CAN 2017 : Les panthères éliminées, les Gabonais entre larmes et cris de joie

Ce dimanche 22 janvier 2017 se jouait la 3eme journée de phase de poules du groupe A de la coupe d’Afrique des nations (CAN 2017). Deux matchs, Gabon-Cameroun et Guinée-Bissau-Burkina,  devaient définitivement départager les quatre nations qui s’affrontaient respectivement au stade de l’amitié sino-gabonaise d’Agondjé et au stade de Franceville. À l’issue de ces confrontations, le miracle n’a pas eu lieu pour le Gabon, pays organisateur, qui après un match nul 0-0, a vu la qualification lui échapper au bénéfice du Cameroun voisin et du Burkina Faso.

#463milliardsCadeau

Cette élimination du pays organisateur  dès le premier tour, a suscité de nombreuses réactions dont les plus surprenantes viennent des Gabonais eux-mêmes. En effet,  si de nombreux Gabonais, supporters des Panthères ont exprimé leur dépit  à l’issue de la rencontre face aux Lions indomptables, d’autres ont clairement célébré cette défaite, à travers de nombreux posts sur Twitter et Facebook.

Railleries, insultes, critiques acerbes, éloges ironiques et félicitations ont plu ce soir du côté des Gabonais. Dans la foulée, de nombreux hashtags de dénonciations ont vu le jour, à l’instar du hashtag #463MilliardsCadeau faisant référence à la polémique née du coût d’organisation de cette compétition jugé trop élevé.

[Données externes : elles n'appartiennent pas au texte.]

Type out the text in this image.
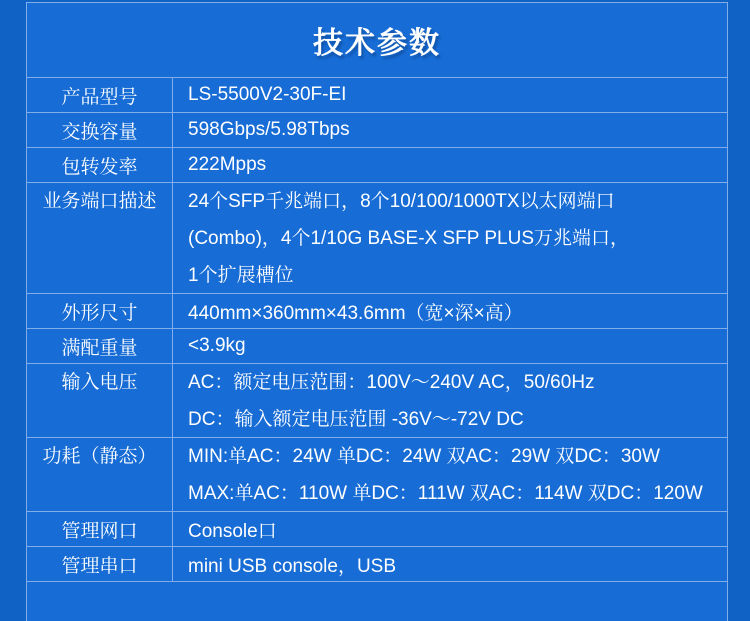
技术参数
产品型号	LS-5500V2-30F-EI
交换容量	598Gbps/5.98Tbps
包转发率	222Mpps
业务端口描述	24个SFP千兆端口，8个10/100/1000TX以太网端口
(Combo)，4个1/10G BASE-X SFP PLUS万兆端口，
1个扩展槽位
外形尺寸	440mm×360mm×43.6mm（宽×深×高）
满配重量	<3.9kg
输入电压	AC：额定电压范围：100V～240V AC，50/60Hz
DC：输入额定电压范围 -36V～-72V DC
功耗（静态）	MIN:单AC：24W 单DC：24W 双AC：29W 双DC：30W
MAX:单AC：110W 单DC：111W 双AC：114W 双DC：120W
管理网口	Console口
管理串口	mini USB console，USB
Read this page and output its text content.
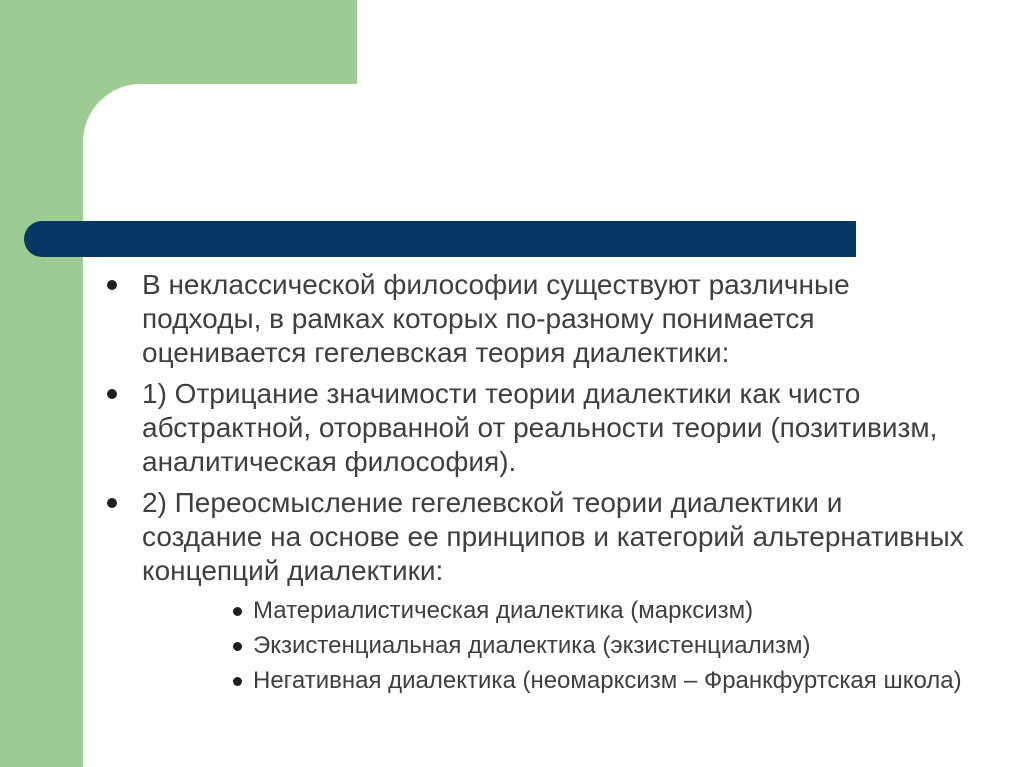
В неклассической философии существуют различные подходы, в рамках которых по-разному понимается оценивается гегелевская теория диалектики:
1) Отрицание значимости теории диалектики как чисто абстрактной, оторванной от реальности теории (позитивизм, аналитическая философия).
2) Переосмысление гегелевской теории диалектики и создание на основе ее принципов и категорий альтернативных концепций диалектики:
Материалистическая диалектика (марксизм)
Экзистенциальная диалектика (экзистенциализм)
Негативная диалектика (неомарксизм – Франкфуртская школа)
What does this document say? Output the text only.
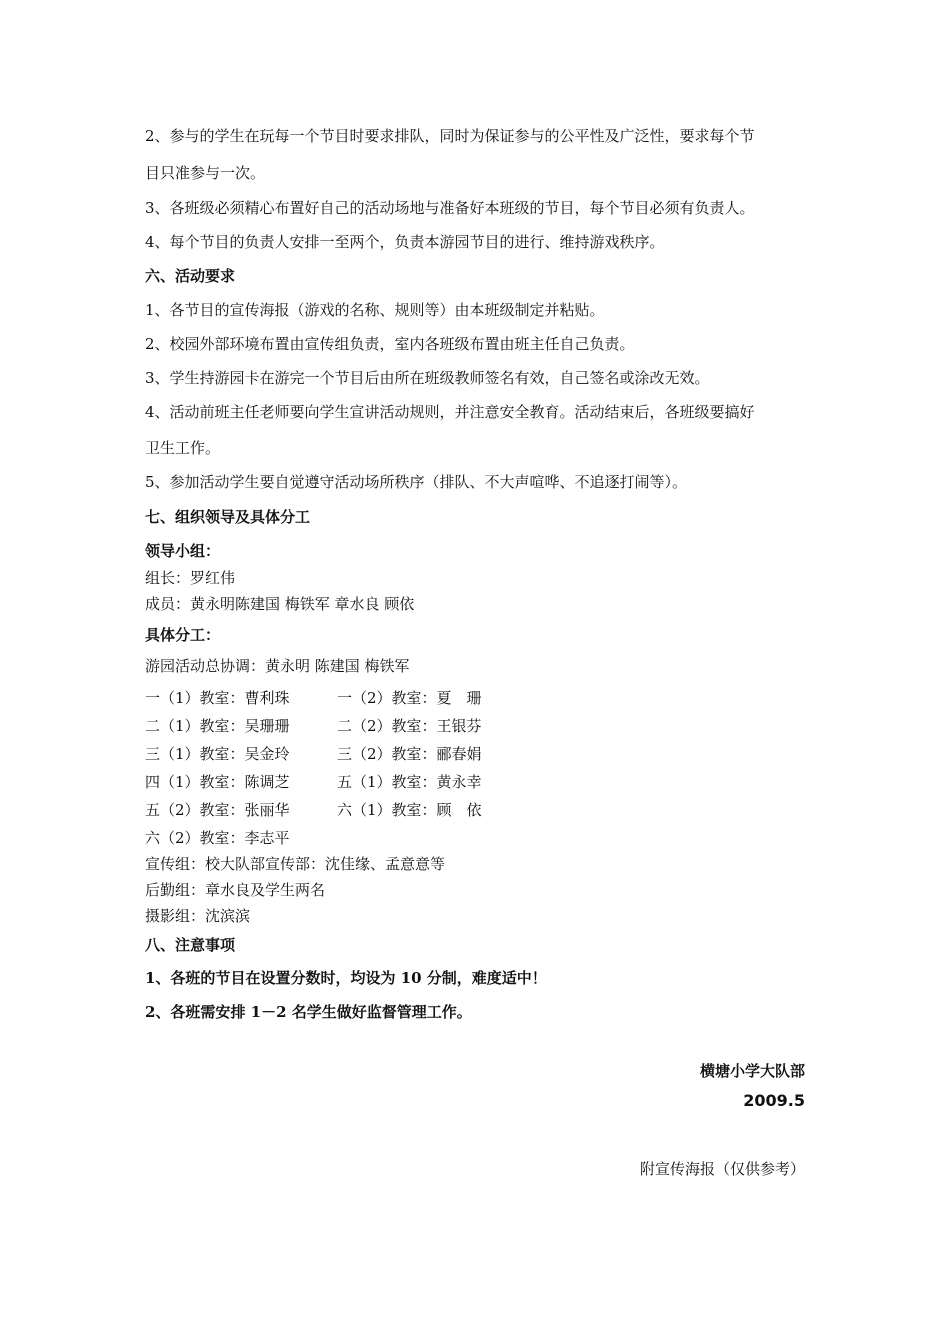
2、参与的学生在玩每一个节目时要求排队，同时为保证参与的公平性及广泛性，要求每个节
目只准参与一次。
3、各班级必须精心布置好自己的活动场地与准备好本班级的节目，每个节目必须有负责人。
4、每个节目的负责人安排一至两个，负责本游园节目的进行、维持游戏秩序。
六、活动要求
1、各节目的宣传海报（游戏的名称、规则等）由本班级制定并粘贴。
2、校园外部环境布置由宣传组负责，室内各班级布置由班主任自己负责。
3、学生持游园卡在游完一个节目后由所在班级教师签名有效，自己签名或涂改无效。
4、活动前班主任老师要向学生宣讲活动规则，并注意安全教育。活动结束后，各班级要搞好
卫生工作。
5、参加活动学生要自觉遵守活动场所秩序（排队、不大声喧哗、不追逐打闹等）。
七、组织领导及具体分工
领导小组：
组长：罗红伟
成员：黄永明陈建国 梅铁军 章水良 顾依
具体分工：
游园活动总协调：黄永明 陈建国 梅铁军
一（1）教室：曹利珠	一（2）教室：夏　珊
二（1）教室：吴珊珊	二（2）教室：王银芬
三（1）教室：吴金玲	三（2）教室：郦春娟
四（1）教室：陈调芝	五（1）教室：黄永幸
五（2）教室：张丽华	六（1）教室：顾　依
六（2）教室：李志平
宣传组：校大队部宣传部：沈佳缘、孟意意等
后勤组：章水良及学生两名
摄影组：沈滨滨
八、注意事项
1、各班的节目在设置分数时，均设为 10 分制，难度适中！
2、各班需安排 1－2 名学生做好监督管理工作。
横塘小学大队部
2009.5
附宣传海报（仅供参考）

Les compatriotes d’Aubameyang ont profité de la défaite sportive pour critiquer l’utilisation des ressources publiques faites par le gouvernement d’Ali Bongo en période de crise. Ils ont ainsi listé ce qui aurait pu être réalisé avec les fonds alloués à l’organisation de deux CAN en 5 ans au Gabon.

Le comportement paradoxal des Gabonais observé sur les réseaux sociaux s’est aussi manifesté dans certains quartiers de Libreville, la capitale gabonaise. Selon de nombreux témoignages, des feux d’artifice auraient été lancés ainsi que des klaxons entendus.

Les joueurs de l’équipe nationale insultés

Ces quelques  réactions dans la capitale gabonaise s’opposent à  celles des Gabonais, supporters des Panthères qui restent amers face à la défaite. Certains d’entre eux, présents au stade, ont attendu les joueurs de l’équipe nationale à la sortie des vestiaires pour exprimer leur colère, allant parfois jusqu’à proférer des injures à leur encontre.

Pour rappel,  de nombreux signes avant-coureurs avaient donné le ton du rejet des Gabonais, pour leur équipe nationale et cette coupe d’Afrique des nations. Sur les réseaux sociaux, après  avoir successivement mis profil sur Facebook les photos des adversaires des Panthères du Gabon, ou des autres participants à la compétition, de nombreux Gabonais, s’employaient à féliciter et encourager les adversaires  de l’ex-Azingo.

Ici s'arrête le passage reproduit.